It's a huge difference to my ears :)
u in fult is long and l is short
u in fullt is short and l is long.
There's also a bit of difference in the vowel quality, but I can't really describe it in terms of English sounds. The phonetic signs are [ʉ̟ː] for the long one and [ɵ] for the short one, which might not help a lot. The long one is a bit narrower (lips more rounded and protruded). I recommend trying to listen to native speakers at forvo.com.
The "t" in the adjective indicates that "glas" is a neutral noun ("ett glas", "glaset").
the glass is full = glaset är fullt
the glasses are full = glasen är fulla (the "a" in fulla indicates plural)
the plate is full = tallriken är full (tallrik is a "-en" noun)
the plates are full = tallrikarna är fulla
Hejsan, ok glaset är neuter och tallriken är utrum/ common men hur är det om man pratar om personer i singular Jag/ du/ han/ hon:
Jag är vacker ---- eller ---- Jag är vackerT?

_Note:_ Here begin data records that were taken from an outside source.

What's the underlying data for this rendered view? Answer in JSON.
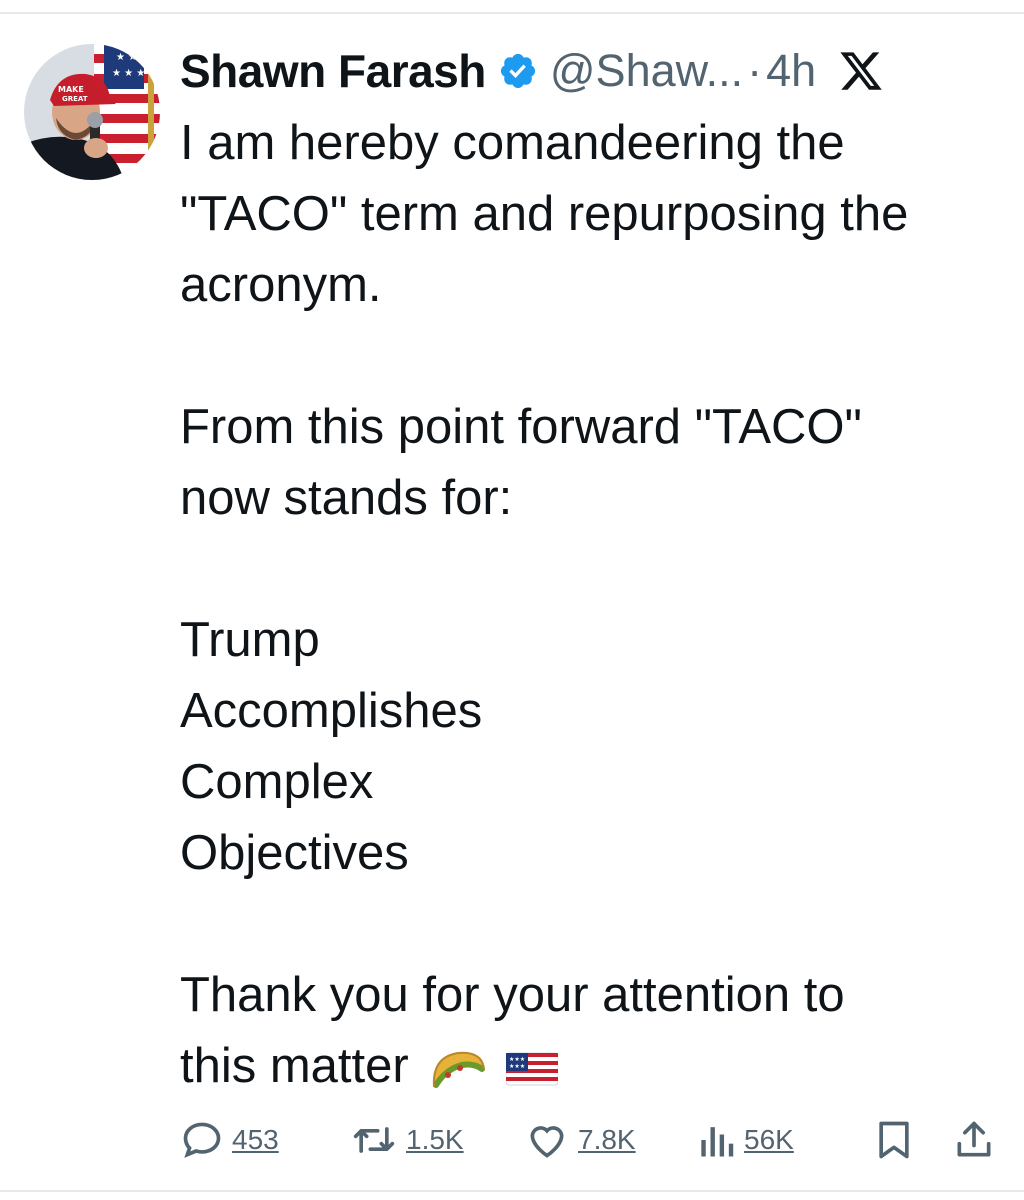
{
  "tweet": {
    "author": {
      "name": "Shawn Farash",
      "handle": "@Shaw...",
      "verified": true,
      "avatar_hat_text": [
        "MAKE",
        "GREAT"
      ]
    },
    "time_separator": "·",
    "time": "4h",
    "platform_icon": "x-logo-icon",
    "text_lines": [
      "I am hereby comandeering the",
      "\"TACO\" term and repurposing the",
      "acronym.",
      "",
      "From this point forward \"TACO\"",
      "now stands for:",
      "",
      "Trump",
      "Accomplishes",
      "Complex",
      "Objectives",
      "",
      "Thank you for your attention to",
      "this matter"
    ],
    "trailing_emojis": [
      "taco-icon",
      "us-flag-icon"
    ],
    "stats": {
      "replies": "453",
      "retweets": "1.5K",
      "likes": "7.8K",
      "views": "56K"
    }
  },
  "colors": {
    "text": "#0f1419",
    "secondary": "#536471",
    "verified": "#1d9bf0",
    "divider": "#e6e9ec"
  }
}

Du är röd ---- eller ---- Du är röTT?
Hon är duktig ---- eller ---- Hon är duktigT?
Han är viktig ---- eller ---- Han är viktigT?
Och hur utala man till exempel viktig och viktigT:
viktig = [vikti] med eller utan g på slutet?
viktigT = [viktit]?
It's because there's another way of saying that in Swedish. fullt in Swedish is just 'full' in English, but 'filled' in English is fyllt in Swedish. (It does make more sense if you add what it's filled with, too.)
It's hard to explain the difference in meaning but I'll try: full is just the opposite of empty – it only refers to the fact that there's no empty space left in the glass.
filled means that someone has filled the glass with something. The glass itself may look the same way in both cases, but there's a difference in how we think of it.
Thank you for your explanation. I haven't learned "fyllt" yet in Swedish, so I didn't know they had these two words. Unfortunately when you hover over "fullt", it proposes "full" as well as "filled" as a possible translation. But it didn't accept it, when I used it as a translation for this sentence. But at least I know now why.